Благодаря письмам Вашего и моего племянника и многих друзей вот что дошло до меня в связи с недавно вышедшим во Флоренции декретом о прощении изгнанников: я мог бы быть прощен и хоть сейчас вернуться на родину, если бы пожелал уплатить некоторую сумму денег и согласился подвергнуться позорной церемонии. По правде говоря, отче, и то и другое смехотворно и недостаточно продумано; я хочу сказать, недостаточно продумано теми, кто сообщил мне об этом, тогда как Ваши письма, составленные более осторожно и осмотрительно, не содержали ничего подобного.
Таковы, выходит, милостивые условия, на которых Данте Алигьери приглашают вернуться на родину, после того как он почти добрых три пятилетия1 промаялся в изгнании? Выходит, этого заслужил тот, чья невиновность очевидна всему миру? Это ли награда за усердие и непрерывные усилия, приложенные им к наукам? Да не испытает сердце человека, породнившегося с философией, столь противного разуму унижения, чтобы по примеру Чоло2 и других гнусных злодеев пойти на искупление позором, как будто он какой-нибудь преступник! Да не будет того, чтобы человек, ратующий за справедливость, испытав на себе зло, платил дань как людям достойным тем, кто свершил над ним беззаконие!
Нет, отче, это не путь к возвращению на родину. Но если сначала Вы, а потом другие найдете иной путь, приемлемый для славы и чести Данте, я поспешу ступить на него. И если не один из таких путей не ведет во Флоренцию, значит, во Флоренцию я не войду никогда! Что делать? Разве не смогу я в любом другом месте наслаждаться созерцанием солнца и звезд? Разве я не смогу под любым небом размышлять над сладчайшими истинами, если сначала не вернусь во Флоренцию, униженный, более того, обесчещенный в глазах моих сограждан? И конечно, я не останусь без куска хлеба!3
XIII
К КАНГРАНДЕ ДЕЛЛА СКАЛА
Благородному и победоносному господину, господину Кангранде делла Скала, наместнику священнейшей власти кесаря в граде Вероне и в городе Виченца1,-- преданнейший ему Данте Алигьери, флорентиец родом, но не нравами, желает долгих лет счастливой жизни, а имени его -- постоянного преумножения славы.

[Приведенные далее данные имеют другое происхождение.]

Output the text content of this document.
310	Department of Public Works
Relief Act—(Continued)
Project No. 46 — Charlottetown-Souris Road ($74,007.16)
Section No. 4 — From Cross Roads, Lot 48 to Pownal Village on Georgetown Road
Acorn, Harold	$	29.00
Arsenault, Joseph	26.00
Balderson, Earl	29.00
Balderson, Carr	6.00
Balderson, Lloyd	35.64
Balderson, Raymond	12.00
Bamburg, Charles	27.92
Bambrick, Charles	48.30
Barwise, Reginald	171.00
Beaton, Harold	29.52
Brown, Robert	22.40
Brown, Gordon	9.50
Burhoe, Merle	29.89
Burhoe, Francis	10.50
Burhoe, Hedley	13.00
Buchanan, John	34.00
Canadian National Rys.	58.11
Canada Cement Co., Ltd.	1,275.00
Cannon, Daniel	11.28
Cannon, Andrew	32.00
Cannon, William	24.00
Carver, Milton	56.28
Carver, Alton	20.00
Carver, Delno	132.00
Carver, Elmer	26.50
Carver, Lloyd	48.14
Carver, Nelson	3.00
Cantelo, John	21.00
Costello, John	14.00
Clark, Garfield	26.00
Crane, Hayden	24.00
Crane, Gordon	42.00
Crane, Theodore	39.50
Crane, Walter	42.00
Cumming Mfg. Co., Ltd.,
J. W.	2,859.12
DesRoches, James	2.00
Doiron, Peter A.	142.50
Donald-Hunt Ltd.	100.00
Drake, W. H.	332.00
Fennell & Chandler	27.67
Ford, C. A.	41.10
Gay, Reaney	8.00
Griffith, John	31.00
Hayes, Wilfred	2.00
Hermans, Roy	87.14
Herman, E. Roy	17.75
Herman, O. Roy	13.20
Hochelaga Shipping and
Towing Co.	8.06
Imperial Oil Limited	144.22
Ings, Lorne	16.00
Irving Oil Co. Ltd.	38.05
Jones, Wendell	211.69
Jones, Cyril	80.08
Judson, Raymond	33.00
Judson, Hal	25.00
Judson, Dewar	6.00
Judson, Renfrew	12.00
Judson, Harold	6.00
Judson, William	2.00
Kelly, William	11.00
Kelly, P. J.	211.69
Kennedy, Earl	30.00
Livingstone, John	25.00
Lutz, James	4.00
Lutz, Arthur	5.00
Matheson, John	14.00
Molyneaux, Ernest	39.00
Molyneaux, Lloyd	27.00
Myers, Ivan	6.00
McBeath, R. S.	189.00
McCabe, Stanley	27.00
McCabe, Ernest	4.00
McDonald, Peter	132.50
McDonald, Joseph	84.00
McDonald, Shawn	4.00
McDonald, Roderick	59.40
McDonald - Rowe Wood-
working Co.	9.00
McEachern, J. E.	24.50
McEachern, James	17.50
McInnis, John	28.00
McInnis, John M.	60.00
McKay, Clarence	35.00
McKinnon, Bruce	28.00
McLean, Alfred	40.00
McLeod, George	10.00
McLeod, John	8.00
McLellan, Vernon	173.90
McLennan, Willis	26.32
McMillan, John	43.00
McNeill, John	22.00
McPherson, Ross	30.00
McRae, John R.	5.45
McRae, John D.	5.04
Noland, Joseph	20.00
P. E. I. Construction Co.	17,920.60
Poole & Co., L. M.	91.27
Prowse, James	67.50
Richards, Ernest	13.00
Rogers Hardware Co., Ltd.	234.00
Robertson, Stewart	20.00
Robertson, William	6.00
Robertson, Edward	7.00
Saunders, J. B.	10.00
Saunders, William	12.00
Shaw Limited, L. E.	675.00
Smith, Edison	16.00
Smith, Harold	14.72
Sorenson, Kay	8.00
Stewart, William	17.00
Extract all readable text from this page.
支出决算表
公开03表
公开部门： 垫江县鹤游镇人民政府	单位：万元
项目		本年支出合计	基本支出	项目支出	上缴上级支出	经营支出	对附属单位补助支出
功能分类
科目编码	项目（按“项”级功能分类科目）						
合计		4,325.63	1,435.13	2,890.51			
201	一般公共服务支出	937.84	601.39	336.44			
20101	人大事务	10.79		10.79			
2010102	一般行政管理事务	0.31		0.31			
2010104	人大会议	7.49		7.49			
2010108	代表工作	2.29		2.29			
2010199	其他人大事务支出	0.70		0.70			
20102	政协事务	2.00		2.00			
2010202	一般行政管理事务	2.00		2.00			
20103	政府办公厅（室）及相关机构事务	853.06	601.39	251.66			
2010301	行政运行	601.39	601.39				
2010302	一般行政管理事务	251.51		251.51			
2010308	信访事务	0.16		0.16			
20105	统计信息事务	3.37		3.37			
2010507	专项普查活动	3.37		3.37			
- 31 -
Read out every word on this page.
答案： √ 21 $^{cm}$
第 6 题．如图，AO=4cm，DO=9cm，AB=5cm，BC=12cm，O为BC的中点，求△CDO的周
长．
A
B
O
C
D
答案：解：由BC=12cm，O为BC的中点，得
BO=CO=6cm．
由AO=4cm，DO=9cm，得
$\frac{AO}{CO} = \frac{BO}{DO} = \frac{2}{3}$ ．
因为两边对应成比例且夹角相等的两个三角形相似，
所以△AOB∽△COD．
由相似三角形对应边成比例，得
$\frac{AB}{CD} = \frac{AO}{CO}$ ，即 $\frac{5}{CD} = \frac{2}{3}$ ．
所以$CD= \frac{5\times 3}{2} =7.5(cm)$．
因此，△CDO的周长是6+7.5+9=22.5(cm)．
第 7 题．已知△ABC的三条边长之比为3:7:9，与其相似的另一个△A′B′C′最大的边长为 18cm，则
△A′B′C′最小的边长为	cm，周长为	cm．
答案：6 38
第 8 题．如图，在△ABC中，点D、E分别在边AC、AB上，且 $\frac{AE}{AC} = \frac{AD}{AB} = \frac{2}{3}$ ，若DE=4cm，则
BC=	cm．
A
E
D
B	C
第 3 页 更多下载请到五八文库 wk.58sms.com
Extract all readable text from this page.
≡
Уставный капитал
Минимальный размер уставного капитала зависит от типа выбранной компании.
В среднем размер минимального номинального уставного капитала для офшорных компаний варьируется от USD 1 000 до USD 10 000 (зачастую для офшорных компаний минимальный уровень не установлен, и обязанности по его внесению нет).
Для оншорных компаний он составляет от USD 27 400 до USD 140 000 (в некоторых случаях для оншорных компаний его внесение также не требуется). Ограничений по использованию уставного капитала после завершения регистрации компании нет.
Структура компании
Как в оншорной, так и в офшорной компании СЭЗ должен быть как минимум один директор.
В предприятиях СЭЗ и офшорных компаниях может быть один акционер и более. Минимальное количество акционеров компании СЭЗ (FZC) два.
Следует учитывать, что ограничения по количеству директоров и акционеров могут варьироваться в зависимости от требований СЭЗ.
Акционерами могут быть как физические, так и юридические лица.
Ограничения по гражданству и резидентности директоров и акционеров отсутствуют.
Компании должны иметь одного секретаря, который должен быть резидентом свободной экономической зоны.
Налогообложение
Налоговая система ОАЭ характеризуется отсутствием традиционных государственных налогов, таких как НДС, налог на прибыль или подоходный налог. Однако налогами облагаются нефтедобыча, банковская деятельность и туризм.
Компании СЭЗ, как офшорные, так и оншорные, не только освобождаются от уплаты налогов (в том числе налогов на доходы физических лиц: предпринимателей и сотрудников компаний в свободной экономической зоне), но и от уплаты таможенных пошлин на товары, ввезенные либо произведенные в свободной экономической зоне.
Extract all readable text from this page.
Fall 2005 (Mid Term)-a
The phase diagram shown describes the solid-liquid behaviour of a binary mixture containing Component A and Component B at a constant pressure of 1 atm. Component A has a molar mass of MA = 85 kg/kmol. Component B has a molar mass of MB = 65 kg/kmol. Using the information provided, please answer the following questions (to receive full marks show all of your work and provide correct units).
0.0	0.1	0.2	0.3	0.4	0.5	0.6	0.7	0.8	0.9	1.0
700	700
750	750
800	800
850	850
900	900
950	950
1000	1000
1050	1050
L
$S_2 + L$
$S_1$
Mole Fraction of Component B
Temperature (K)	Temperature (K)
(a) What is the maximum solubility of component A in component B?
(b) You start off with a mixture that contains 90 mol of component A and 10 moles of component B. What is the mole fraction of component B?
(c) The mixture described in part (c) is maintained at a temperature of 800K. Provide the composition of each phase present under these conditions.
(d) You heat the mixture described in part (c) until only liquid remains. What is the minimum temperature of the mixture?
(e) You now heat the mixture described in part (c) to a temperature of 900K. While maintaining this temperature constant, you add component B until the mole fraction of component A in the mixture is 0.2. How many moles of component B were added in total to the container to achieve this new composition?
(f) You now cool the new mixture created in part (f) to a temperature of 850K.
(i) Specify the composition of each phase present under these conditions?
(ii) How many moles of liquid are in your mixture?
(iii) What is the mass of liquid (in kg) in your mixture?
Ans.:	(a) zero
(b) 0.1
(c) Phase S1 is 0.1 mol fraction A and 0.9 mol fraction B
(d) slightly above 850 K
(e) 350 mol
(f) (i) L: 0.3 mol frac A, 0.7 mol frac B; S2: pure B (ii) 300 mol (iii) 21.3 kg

Воздаваемая Вашему великолепию хвала, которую неустанно распространяет летучая молва, порождает в людях настолько различные мнения, что в одних она вселяет надежду на лучшее будущее, других повергает в ужас, заставляя думать, что им грозит уничтожение. Естественно, подобную хвалу, что превышает любую иную, венчающую какое бы то ни было деяние современников, я находил подчас преувеличенной и не соответствующей истинному положению вещей. Но дабы излишне длительные сомнения не удерживали меня в неведении, я, подобно тому как царица Савская2 искала Иерусалим, а Паллада -- Геликон3, я искал и обрел Верону, желая собственными глазами взглянуть на то, что я знал понаслышке. И там я стал свидетелем Вашего великолепия; я стал также свидетелем благодеяний и испытал их на себе; и как дотоле я подозревал преувеличенность в разговорах, так узнал я впоследствии, что деяния Ваши заслуживают более высокой оценки, чем дастся им в этих разговорах. Поэтому если в результате единственно слышанного мною я был, испытывая в душе некоторую робость, расположен к Вам прежде, то, едва увидев Вас, я сделался преданнейшим Вашим другом.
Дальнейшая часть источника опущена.